I was scratching my head trying to figure out how someone pronounced white sans w. Hey look that guys hite!

Pronouncing the h is one thing, inserting an initial h is another.

I’m not convinced that @hydroacetylene and @sarker are right about the intended connotations. The various upper class New England accents (most notably the Transatlantic accent, but other accents as well) have also traditionally distinguished between “w” and “wh.” I’d always assumed that “huwhite” was meant to mock the (outdated) stereotype of an old-fashioned, conservative, racist, elitist, country club snob, not a poor, dumb hick.

To be fair, the white racist in question could be southern too, but either way, he’s elite.

"huwhite" clearly emphasizes an initial "h" sound, not that there's an "h" following the "w".
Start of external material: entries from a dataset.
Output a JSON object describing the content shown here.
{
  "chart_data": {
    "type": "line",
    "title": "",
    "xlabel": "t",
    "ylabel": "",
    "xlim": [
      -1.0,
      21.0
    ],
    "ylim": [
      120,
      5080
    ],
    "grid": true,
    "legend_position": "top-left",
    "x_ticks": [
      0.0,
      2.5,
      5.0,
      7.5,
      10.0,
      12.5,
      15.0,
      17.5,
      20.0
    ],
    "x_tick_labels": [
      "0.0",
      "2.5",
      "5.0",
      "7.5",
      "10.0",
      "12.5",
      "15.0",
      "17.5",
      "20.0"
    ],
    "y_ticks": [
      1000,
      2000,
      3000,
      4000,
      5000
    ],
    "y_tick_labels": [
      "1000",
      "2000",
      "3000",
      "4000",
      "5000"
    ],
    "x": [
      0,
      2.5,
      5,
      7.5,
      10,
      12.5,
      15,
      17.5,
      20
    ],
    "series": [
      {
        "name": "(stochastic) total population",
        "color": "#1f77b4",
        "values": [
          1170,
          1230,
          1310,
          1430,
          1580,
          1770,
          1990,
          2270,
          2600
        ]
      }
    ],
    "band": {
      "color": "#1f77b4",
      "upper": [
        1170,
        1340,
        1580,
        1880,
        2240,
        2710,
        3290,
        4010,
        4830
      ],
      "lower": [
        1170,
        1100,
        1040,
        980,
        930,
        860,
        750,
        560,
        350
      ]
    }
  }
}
Yes, I know. Traditional upper class accents across the country used to have an initial aspiration in words that began with “wh.” Lots of accents did, as a matter of fact, though it’s largely disappeared nowadays outside of parts of the South, Midwest, and New England. I’ve just always assumed that most people think of the Transatlantic accent when they think of that aspirated “wh” sound.

I don't think the transatlantic accent had an aspirated "wh" but perhaps I'm not remembering correctly.

It didn't. The transatlantic accent was based on British RP, which doesn't have an aspirated "wh".

Pronouncing the h in white is a deep rural accent from the red dirt belt where the south and lower midwest meet- not particularly upper class or high status. Think Hank Hill but ruraler.

Yes, this must surely be it. Imagine "hwhaait" in a southern drawl.

The times I’ve seen it it’s used to at least imply that the person involved is hoping a white man would be put in his place.